Here we go again! Today the media, no doubt feeling the need to amp up what were already interesting proceedings in the oral arguments for Hollingsworth vs. Perry, tried to make predictions on the ultimate ruling of the case, based solely on the questions asked by the justices to the lawyers from both sides.
The conclusion? That because some of the justices didn’t seem to be on board with a national ruling striking down laws banning gay marriage, that the case is somehow already decided. Notably, that commentary made by some justices, even those on the liberal wing, may indicate that they will rule to toss the case entirely:
As the Supreme Court on Tuesday weighed the very meaning of marriage, several justices seemed to have developed a case of buyer’s remorse about the case before them. Some wondered aloud if the court had moved too fast to address whether gay and lesbian couples have a constitutional right to marry.
“I just wonder if this case was properly granted,” said Justice Anthony M. Kennedy, who probably holds the decisive vote.
Justice Sonia Sotomayor said there may be value in letting states continue to experiment. “Why is taking a case now the answer?” she asked.
These and other comments were used to pound the message that basically said: “It’s already doomed.” Of course, that’s hogwash. It’s not doomed because no votes have been taken and no opinion has been written. And it’s not doomed even if the justices toss the case. That’s because there’s a few ways the case could be decided (major hat tip to Doug Mataconis at Outside the Beltway and Tom Goldstein of SCOTUSblog):
- In the biggest win for SSM proponents, the Court strikes down every ban on SSM in the nation.
- In one of the biggest losses for SSM proponents, the Court holds up Prop 8 and it remains until the democratic process can remove it from California’s constitution.
- In a smaller win for SSM proponents, the Court could decide the petitioners (the opposition) lack standing. The case would be tossed, the Ninth Circuit’s decision is vacated, but a district court ruling invalidating the ban on equal protection and due process grounds is left standing.

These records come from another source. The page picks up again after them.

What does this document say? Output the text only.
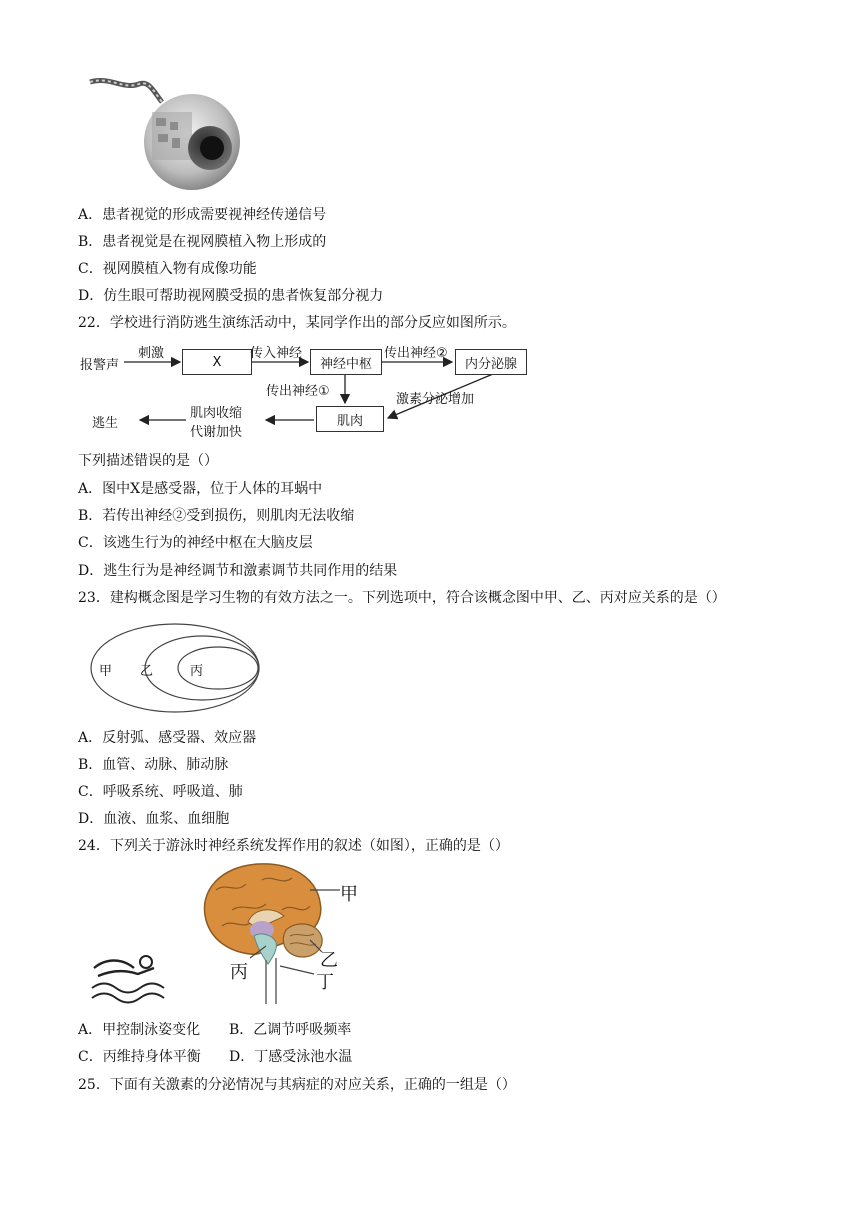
A．患者视觉的形成需要视神经传递信号
B．患者视觉是在视网膜植入物上形成的
C．视网膜植入物有成像功能
D．仿生眼可帮助视网膜受损的患者恢复部分视力
22．学校进行消防逃生演练活动中，某同学作出的部分反应如图所示。
报警声
刺激
X
传入神经
神经中枢
传出神经②
内分泌腺
传出神经①
激素分泌增加
肌肉
肌肉收缩
代谢加快
逃生
下列描述错误的是（）
A．图中X是感受器，位于人体的耳蜗中
B．若传出神经②受到损伤，则肌肉无法收缩
C．该逃生行为的神经中枢在大脑皮层
D．逃生行为是神经调节和激素调节共同作用的结果
23．建构概念图是学习生物的有效方法之一。下列选项中，符合该概念图中甲、乙、丙对应关系的是（）
甲 乙	丙
A．反射弧、感受器、效应器
B．血管、动脉、肺动脉
C．呼吸系统、呼吸道、肺
D．血液、血浆、血细胞
24．下列关于游泳时神经系统发挥作用的叙述（如图），正确的是（）
甲
乙
丙	丁
A．甲控制泳姿变化 B．乙调节呼吸频率
C．丙维持身体平衡 D．丁感受泳池水温
25．下面有关激素的分泌情况与其病症的对应关系，正确的一组是（）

The case could be re-argued at a later time by different parties.
- The Court may dismiss because the can’t come to a majority. That would leave standing the Ninth Circuit ruling, which declared Prop 8 unconstitutional.

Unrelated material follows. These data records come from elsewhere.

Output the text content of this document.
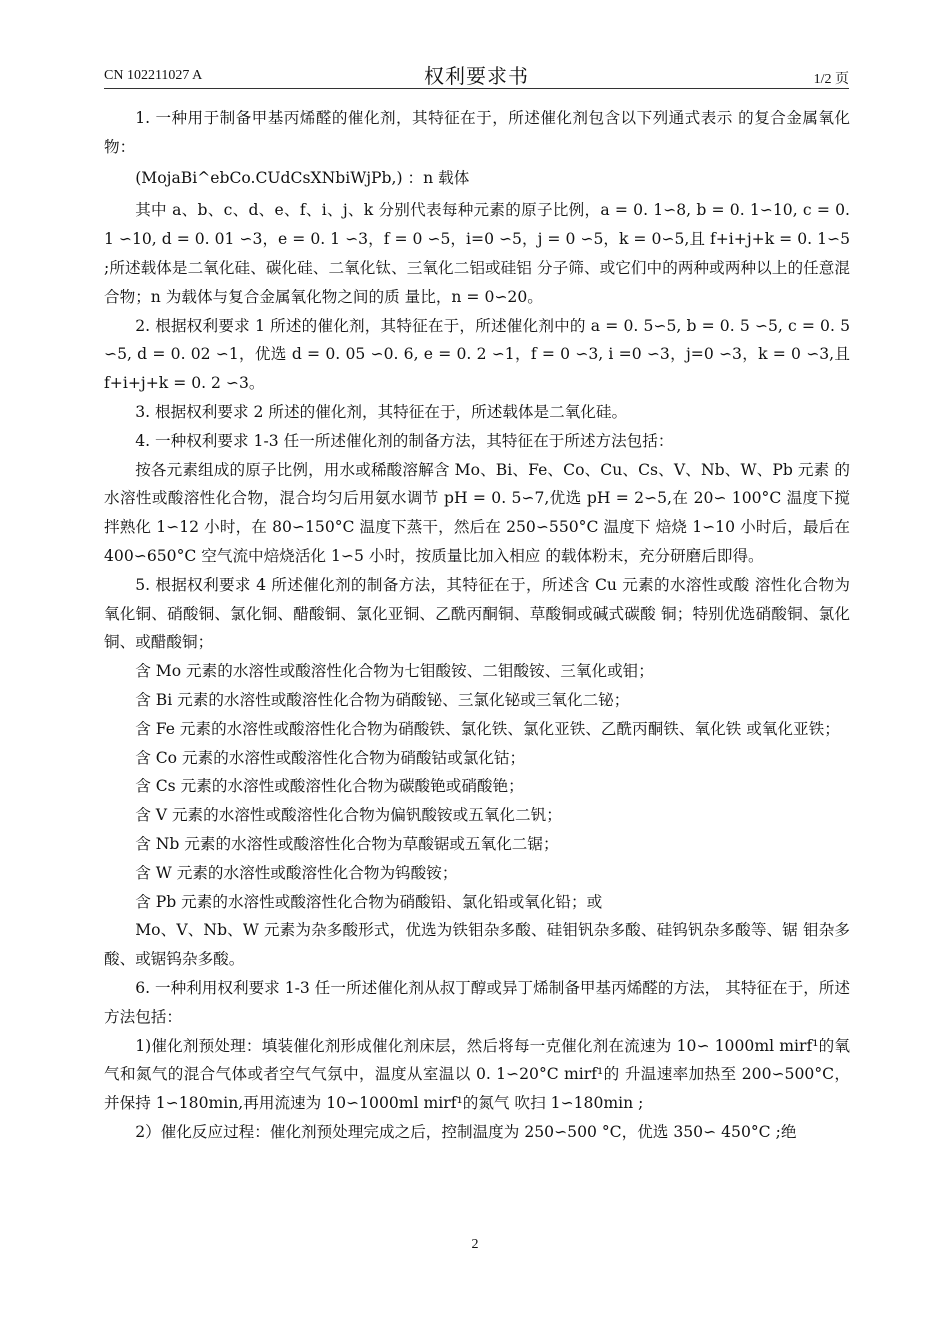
CN 102211027 A	权利要求书	1/2 页

1. 一种用于制备甲基丙烯醛的催化剂，其特征在于，所述催化剂包含以下列通式表示 的复合金属氧化物：

(MojaBi^ebCo.CUdCsXNbiWjPb,) ：n 载体

其中 a、b、c、d、e、f、i、j、k 分别代表每种元素的原子比例，a = 0. 1∽8, b = 0. 1∽10, c = 0. 1 ∽10, d = 0. 01 ∽3，e = 0. 1 ∽3，f = 0 ∽5，i=0 ∽5，j = 0 ∽5，k = 0∽5,且 f+i+j+k = 0. 1∽5 ;所述载体是二氧化硅、碳化硅、二氧化钛、三氧化二铝或硅铝 分子筛、或它们中的两种或两种以上的任意混合物；n 为载体与复合金属氧化物之间的质 量比，n = 0∽20。

2. 根据权利要求 1 所述的催化剂，其特征在于，所述催化剂中的 a = 0. 5∽5, b = 0. 5 ∽5, c = 0. 5 ∽5, d = 0. 02 ∽1，优选 d = 0. 05 ∽0. 6, e = 0. 2 ∽1，f = 0 ∽3, i =0 ∽3，j=0 ∽3，k = 0 ∽3,且 f+i+j+k = 0. 2 ∽3。

3. 根据权利要求 2 所述的催化剂，其特征在于，所述载体是二氧化硅。

4. 一种权利要求 1-3 任一所述催化剂的制备方法，其特征在于所述方法包括：

按各元素组成的原子比例，用水或稀酸溶解含 Mo、Bi、Fe、Co、Cu、Cs、V、Nb、W、Pb 元素 的水溶性或酸溶性化合物，混合均匀后用氨水调节 pH = 0. 5∽7,优选 pH = 2∽5,在 20∽ 100°C 温度下搅拌熟化 1∽12 小时，在 80∽150°C 温度下蒸干，然后在 250∽550°C 温度下 焙烧 1∽10 小时后，最后在 400∽650°C 空气流中焙烧活化 1∽5 小时，按质量比加入相应 的载体粉末，充分研磨后即得。

5. 根据权利要求 4 所述催化剂的制备方法，其特征在于，所述含 Cu 元素的水溶性或酸 溶性化合物为氧化铜、硝酸铜、氯化铜、醋酸铜、氯化亚铜、乙酰丙酮铜、草酸铜或碱式碳酸 铜；特别优选硝酸铜、氯化铜、或醋酸铜；

含 Mo 元素的水溶性或酸溶性化合物为七钼酸铵、二钼酸铵、三氧化或钼；

含 Bi 元素的水溶性或酸溶性化合物为硝酸铋、三氯化铋或三氧化二铋；

含 Fe 元素的水溶性或酸溶性化合物为硝酸铁、氯化铁、氯化亚铁、乙酰丙酮铁、氧化铁 或氧化亚铁；

含 Co 元素的水溶性或酸溶性化合物为硝酸钴或氯化钴；

含 Cs 元素的水溶性或酸溶性化合物为碳酸铯或硝酸铯；

含 V 元素的水溶性或酸溶性化合物为偏钒酸铵或五氧化二钒；

含 Nb 元素的水溶性或酸溶性化合物为草酸锯或五氧化二锯；

含 W 元素的水溶性或酸溶性化合物为钨酸铵；

含 Pb 元素的水溶性或酸溶性化合物为硝酸铅、氯化铅或氧化铅；或

Mo、V、Nb、W 元素为杂多酸形式，优选为铁钼杂多酸、硅钼钒杂多酸、硅钨钒杂多酸等、锯 钼杂多酸、或锯钨杂多酸。

6. 一种利用权利要求 1-3 任一所述催化剂从叔丁醇或异丁烯制备甲基丙烯醛的方法， 其特征在于，所述方法包括：

1)催化剂预处理：填装催化剂形成催化剂床层，然后将每一克催化剂在流速为 10∽ 1000ml mirf¹的氧气和氮气的混合气体或者空气气氛中，温度从室温以 0. 1∽20°C mirf¹的 升温速率加热至 200∽500°C，并保持 1∽180min,再用流速为 10∽1000ml mirf¹的氮气 吹扫 1∽180min ;

2）催化反应过程：催化剂预处理完成之后，控制温度为 250∽500 °C，优选 350∽ 450°C ;绝

2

Take note that in three out of four of the directions the Court could take, Prop 8 falls. However, in only one case does the Court also knock down every other ban across the country, and that is what the media attention was focused on today. But I think it’s too early to say what the Court will do. If you remember, at about this time last year, it seemed that much of the conservative wing was ready to declare the Affordable Care Act unconstitutional, at least in part. Well, here we are a year later, and the issue seems to have been mostly settled, even among Republicans in Congress.
Trying to guess the Court’s mind based on their questions and commentary at this point really is a fool’s errand. Doug puts it best:
As I noted during the Obamacare cases, trying to draw conclusions about what a Court might do from oral argument is often a mistake. Sometimes, Justices ask questions for the purpose of testing some portion of the legal theories behind the case. Sometimes, indeed quite often I’d suggest from my own experiences, they are playing “devil’s advocate,” asking a question that they don’t necessarily agree with in order to elicit from counsel an idea of just how far their legal theory could be stretched.
So why don’t we just wait to find out what the ruling is, to avoid having another DEWEY DEFEATS TRUMAN moment, like happened when the Obamacare ruling was announced?
All that said, I think the strongest SSM proponents need to lower their expectations. There is a very real possibility that only Prop 8 will be left in the dust when all this is over. Don’t forget, this happens in two out of four times because the petitioners are ruled to lack standing, or because the justices can’t make up their minds. There is also the slighter possibility that Prop 8 stands. Anything could happen, but I think supporters need to be ready for some disappointment.
Honestly, if Prop 8 gets knocked down but the other bans don’t, I don’t think it’s the end of the world. If that happens, especially if the Ninth Circuit decision is left standing, it will send a pretty strong message to other areas of the country, and will probably lead to some interesting jurisprudence in other cases. The path to legalization will be a longer road, but with popular sentiment quickly turning in favor of SSM, the clock is ticking.
Wrapping it up, I can’t wait for tomorrow, when the guessing games will happen again for United States vs. Windsor! (/sarc) That case will decide whether section 3 of the Defense of Marriage Act is unconstitutional.
Addition: From the oral arguments from Tuesday, a quote from defense attorney Ted Olson:
You could have said in the Loving case, what — you can’t get married, but you can have an interracial union.
Boom! Pack it up, everyone. I think the case was made right there.